Un slogan, un titre, une signature, appelez ça comme vous le voudrez, disons entre-nous une «phrase publicitaire», c’est avant toute chose une promesse. Que ce soit celle d’un parti politique, d’une multinationale ou du commerce du coin, le slogan permettra à la marque de se différencier et affirmera son essence tout en jouant le jeu de la séduction. L’idée, quand nous rédigeons un slogan, c’est de se sortir de la tête que nous rédigeons un slogan. Faire de la publicité qui ressemble à de la publicité, écrire une ligne qui ressemble à une ligne, réaliser un message qui ressemble à un message... C'est là que réside le vrai piège. Se conforter dans l’illusion de faire paraître une marque ou plutôt la faire exister dans l’esprit de la cible? Là est la vraie question. Et vous savez quoi? C’est précisément ce que le consommateur ressent quand il est exposé à une publicité. À savoir, est-ce qu’on me bourre comme une vieille valise ou est-ce qu’on me raconte une histoire plausible et inspirante? Et quand il se sent bourré, il décroche. Exactement comme en lisant certains slogans politiques dévoilés ces derniers jours… 

L’écriture prend son sens dans ce qu’elle provoque comme image mentale et comme émotion. C’est un levier important en communication, mais c’est aussi une arme qui peut facilement se retourner contre une organisation. Bâtir une marque, un mot à la fois, en demeurant cohérent, séduisant et vrai peut paraître facile. Mais vous le savez, toutes les choses qui semblent faciles en ce bas monde sont souvent la résultante d’un processus complexe et d’un savoir-faire qui ne peut être improvisé. 

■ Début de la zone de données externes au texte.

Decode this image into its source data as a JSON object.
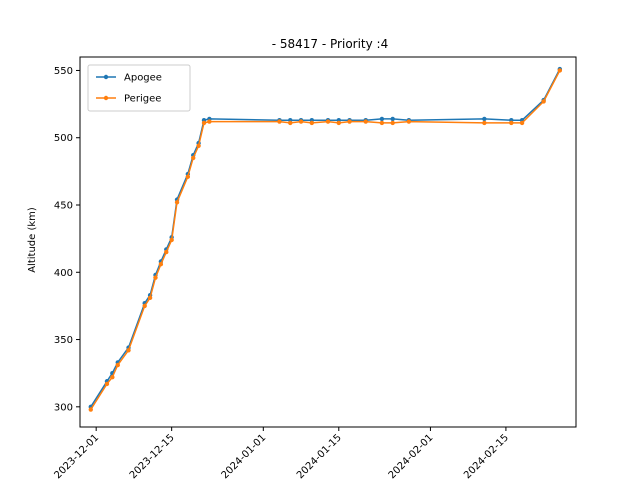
{
  "chart_data": {
    "type": "line",
    "title": "- 58417 - Priority :4",
    "xlabel": "",
    "ylabel": "Altitude (km)",
    "xlim": [
      "2023-11-28",
      "2024-02-28"
    ],
    "ylim": [
      285,
      560
    ],
    "yticks": [
      300,
      350,
      400,
      450,
      500,
      550
    ],
    "xticks": [
      "2023-12-01",
      "2023-12-15",
      "2024-01-01",
      "2024-01-15",
      "2024-02-01",
      "2024-02-15"
    ],
    "grid": false,
    "legend_position": "top-left",
    "series": [
      {
        "name": "Apogee",
        "color": "#1f77b4",
        "points": [
          [
            "2023-11-30",
            300
          ],
          [
            "2023-12-03",
            319
          ],
          [
            "2023-12-04",
            325
          ],
          [
            "2023-12-05",
            333
          ],
          [
            "2023-12-07",
            344
          ],
          [
            "2023-12-10",
            377
          ],
          [
            "2023-12-11",
            383
          ],
          [
            "2023-12-12",
            398
          ],
          [
            "2023-12-13",
            408
          ],
          [
            "2023-12-14",
            417
          ],
          [
            "2023-12-15",
            426
          ],
          [
            "2023-12-16",
            454
          ],
          [
            "2023-12-18",
            473
          ],
          [
            "2023-12-19",
            487
          ],
          [
            "2023-12-20",
            496
          ],
          [
            "2023-12-21",
            513
          ],
          [
            "2023-12-22",
            514
          ],
          [
            "2024-01-04",
            513
          ],
          [
            "2024-01-06",
            513
          ],
          [
            "2024-01-08",
            513
          ],
          [
            "2024-01-10",
            513
          ],
          [
            "2024-01-13",
            513
          ],
          [
            "2024-01-15",
            513
          ],
          [
            "2024-01-17",
            513
          ],
          [
            "2024-01-20",
            513
          ],
          [
            "2024-01-23",
            514
          ],
          [
            "2024-01-25",
            514
          ],
          [
            "2024-01-28",
            513
          ],
          [
            "2024-02-11",
            514
          ],
          [
            "2024-02-16",
            513
          ],
          [
            "2024-02-18",
            513
          ],
          [
            "2024-02-22",
            528
          ],
          [
            "2024-02-25",
            551
          ]
        ]
      },
      {
        "name": "Perigee",
        "color": "#ff7f0e",
        "points": [
          [
            "2023-11-30",
            298
          ],
          [
            "2023-12-03",
            317
          ],
          [
            "2023-12-04",
            322
          ],
          [
            "2023-12-05",
            331
          ],
          [
            "2023-12-07",
            342
          ],
          [
            "2023-12-10",
            375
          ],
          [
            "2023-12-11",
            381
          ],
          [
            "2023-12-12",
            396
          ],
          [
            "2023-12-13",
            406
          ],
          [
            "2023-12-14",
            415
          ],
          [
            "2023-12-15",
            424
          ],
          [
            "2023-12-16",
            452
          ],
          [
            "2023-12-18",
            471
          ],
          [
            "2023-12-19",
            485
          ],
          [
            "2023-12-20",
            494
          ],
          [
            "2023-12-21",
            511
          ],
          [
            "2023-12-22",
            512
          ],
          [
            "2024-01-04",
            512
          ],
          [
            "2024-01-06",
            511
          ],
          [
            "2024-01-08",
            512
          ],
          [
            "2024-01-10",
            511
          ],
          [
            "2024-01-13",
            512
          ],
          [
            "2024-01-15",
            511
          ],
          [
            "2024-01-17",
            512
          ],
          [
            "2024-01-20",
            512
          ],
          [
            "2024-01-23",
            511
          ],
          [
            "2024-01-25",
            511
          ],
          [
            "2024-01-28",
            512
          ],
          [
            "2024-02-11",
            511
          ],
          [
            "2024-02-16",
            511
          ],
          [
            "2024-02-18",
            511
          ],
          [
            "2024-02-22",
            527
          ],
          [
            "2024-02-25",
            550
          ]
        ]
      }
    ]
  }
}
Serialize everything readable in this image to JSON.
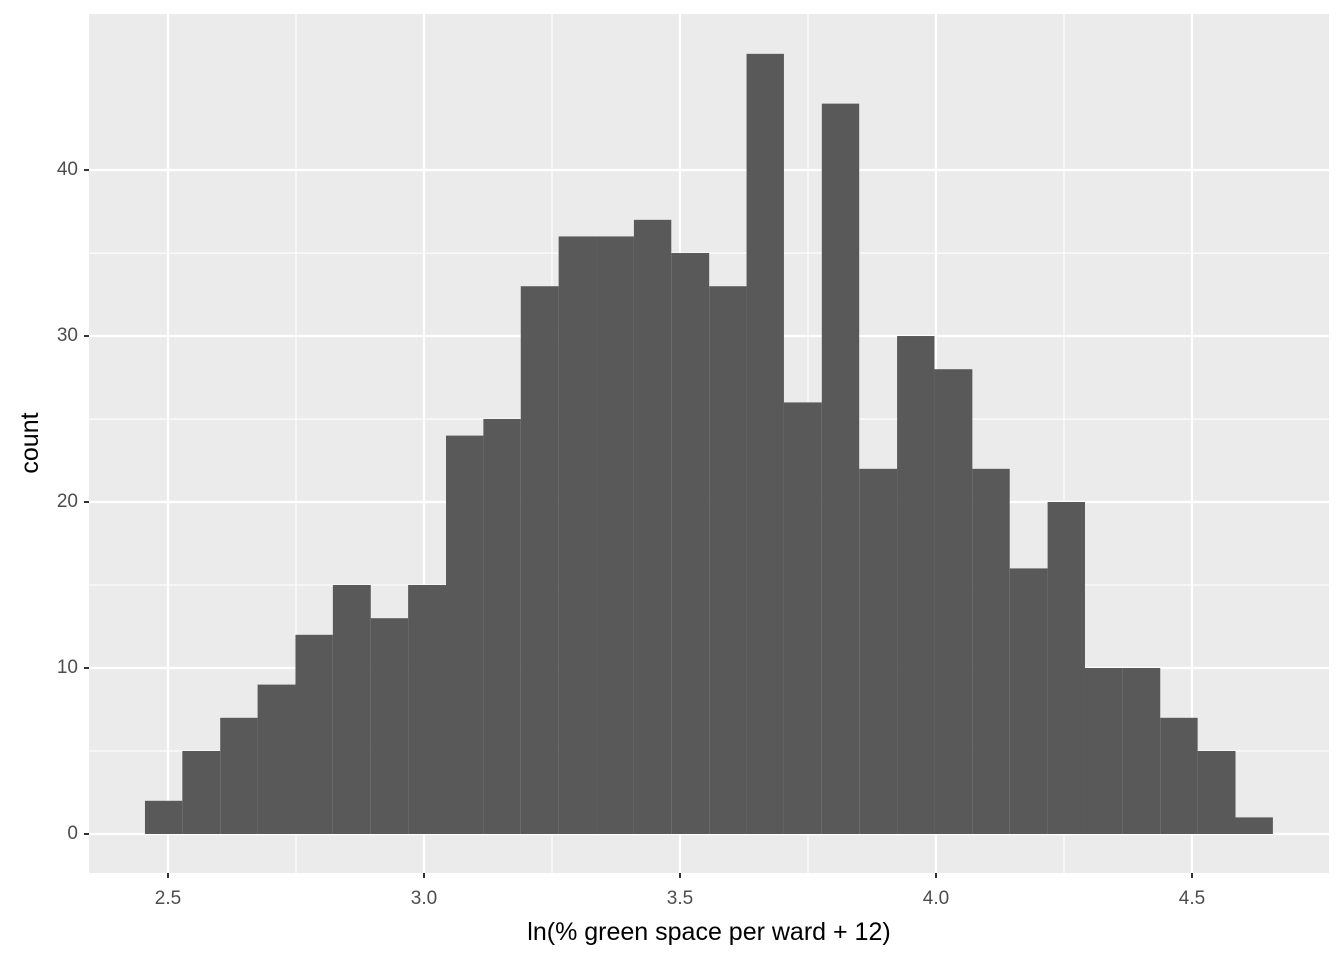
{
  "chart_data": {
    "type": "histogram",
    "x_label": "ln(% green space per ward + 12)",
    "y_label": "count",
    "bins": [
      2.455,
      2.528,
      2.602,
      2.675,
      2.749,
      2.822,
      2.896,
      2.969,
      3.043,
      3.116,
      3.189,
      3.263,
      3.336,
      3.41,
      3.483,
      3.557,
      3.63,
      3.703,
      3.777,
      3.85,
      3.924,
      3.997,
      4.071,
      4.144,
      4.218,
      4.291,
      4.364,
      4.438,
      4.511,
      4.585,
      4.658
    ],
    "values": [
      2,
      5,
      7,
      9,
      12,
      15,
      13,
      15,
      24,
      25,
      33,
      36,
      36,
      37,
      35,
      33,
      47,
      26,
      44,
      22,
      30,
      28,
      22,
      16,
      20,
      10,
      10,
      7,
      5,
      1
    ],
    "color": "#595959",
    "xlim": [
      2.3457,
      4.7676
    ],
    "ylim": [
      -2.35,
      49.4
    ],
    "xticks": [
      2.5,
      {
        "value": 3.0,
        "label": "3.0"
      },
      3.5,
      {
        "value": 4.0,
        "label": "4.0"
      },
      4.5
    ],
    "yticks": [
      0,
      10,
      20,
      30,
      40
    ],
    "grid": true
  }
}
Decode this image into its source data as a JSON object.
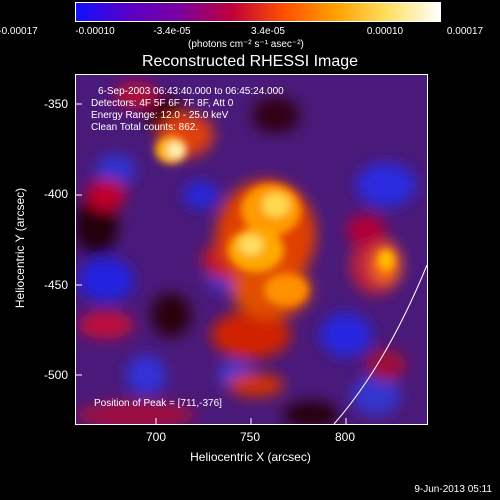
{
  "colorbar": {
    "ticks": [
      "-0.00017",
      "-0.00010",
      "-3.4e-05",
      "3.4e-05",
      "0.00010",
      "0.00017"
    ],
    "unit_text": "(photons cm⁻² s⁻¹ asec⁻²)",
    "colors": [
      "#1010ff",
      "#5a00c8",
      "#7a00a0",
      "#c0003a",
      "#ff5000",
      "#ffa000",
      "#ffe060",
      "#ffffff"
    ]
  },
  "title": "Reconstructed RHESSI Image",
  "info": {
    "line1": "6-Sep-2003 06:43:40.000 to 06:45:24.000",
    "line2": "Detectors: 4F 5F 6F 7F 8F, Att 0",
    "line3": "Energy Range: 12.0 - 25.0 keV",
    "line4": "Clean     Total counts: 862.",
    "peak": "Position of Peak = [711,-376]"
  },
  "axes": {
    "xlabel": "Heliocentric X (arcsec)",
    "ylabel": "Heliocentric Y (arcsec)",
    "xticks": [
      "700",
      "750",
      "800"
    ],
    "yticks": [
      "-350",
      "-400",
      "-450",
      "-500"
    ]
  },
  "footer": {
    "date": "9-Jun-2013 05:11"
  }
}
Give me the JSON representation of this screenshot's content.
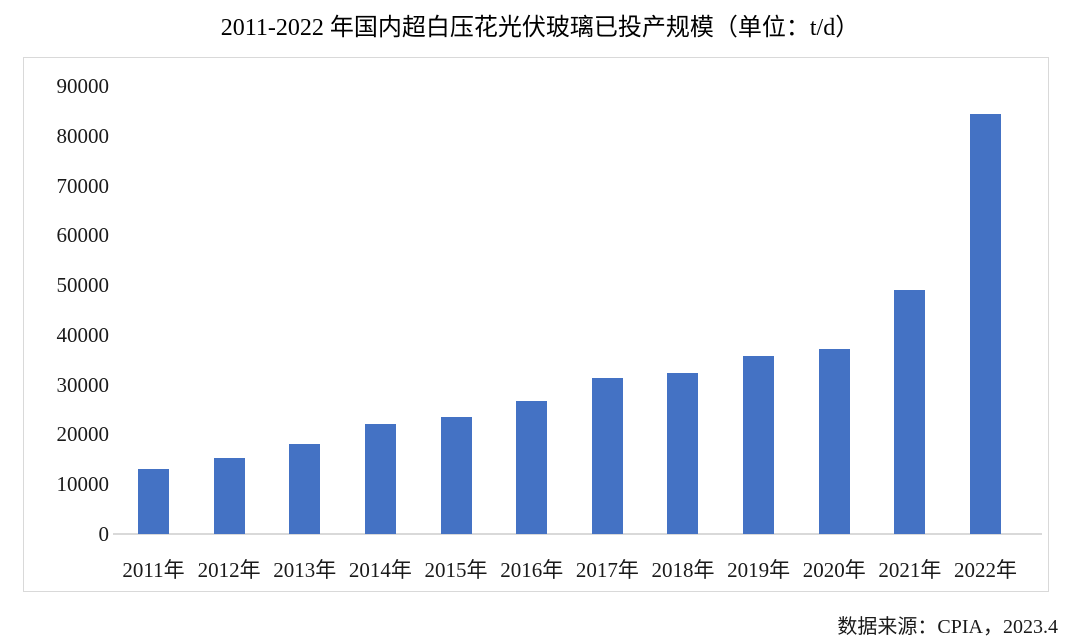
{
  "title": "2011-2022 年国内超白压花光伏玻璃已投产规模（单位：t/d）",
  "source": "数据来源：CPIA，2023.4",
  "colors": {
    "bar": "#4472c4",
    "border": "#d9d9d9",
    "axis_line": "#d9d9d9",
    "text": "#1a1a1a"
  },
  "chart_data": {
    "type": "bar",
    "title": "2011-2022 年国内超白压花光伏玻璃已投产规模（单位：t/d）",
    "unit": "t/d",
    "categories": [
      "2011年",
      "2012年",
      "2013年",
      "2014年",
      "2015年",
      "2016年",
      "2017年",
      "2018年",
      "2019年",
      "2020年",
      "2021年",
      "2022年"
    ],
    "values": [
      13100,
      15300,
      18100,
      22100,
      23500,
      26700,
      31300,
      32300,
      35800,
      37200,
      49000,
      84400
    ],
    "xlabel": "",
    "ylabel": "",
    "ylim": [
      0,
      90000
    ],
    "yticks": [
      0,
      10000,
      20000,
      30000,
      40000,
      50000,
      60000,
      70000,
      80000,
      90000
    ],
    "grid": false,
    "legend": false,
    "source": "数据来源：CPIA，2023.4"
  }
}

Ma recette est simple: moins de mots, plus de sens et une couleur qui engendre la rétention. Et surtout le recul. Laissez mijoter votre idée et le temps vous dira si elle tient la route. Mais c’est probablement le poète Nicolas Boileau qui a le mieux décrit au 17e siècle, sans le savoir, ce qui deviendrait, au fond, l’essence de la rédaction publicitaire. Je vous laisse là-dessus…

Hâtez-vous lentement, et sans perdre courage,
Vingt fois sur le métier remettez votre ouvrage,
Polissez-le sans cesse, et le repolissez,
Ajoutez quelquefois, et souvent effacez.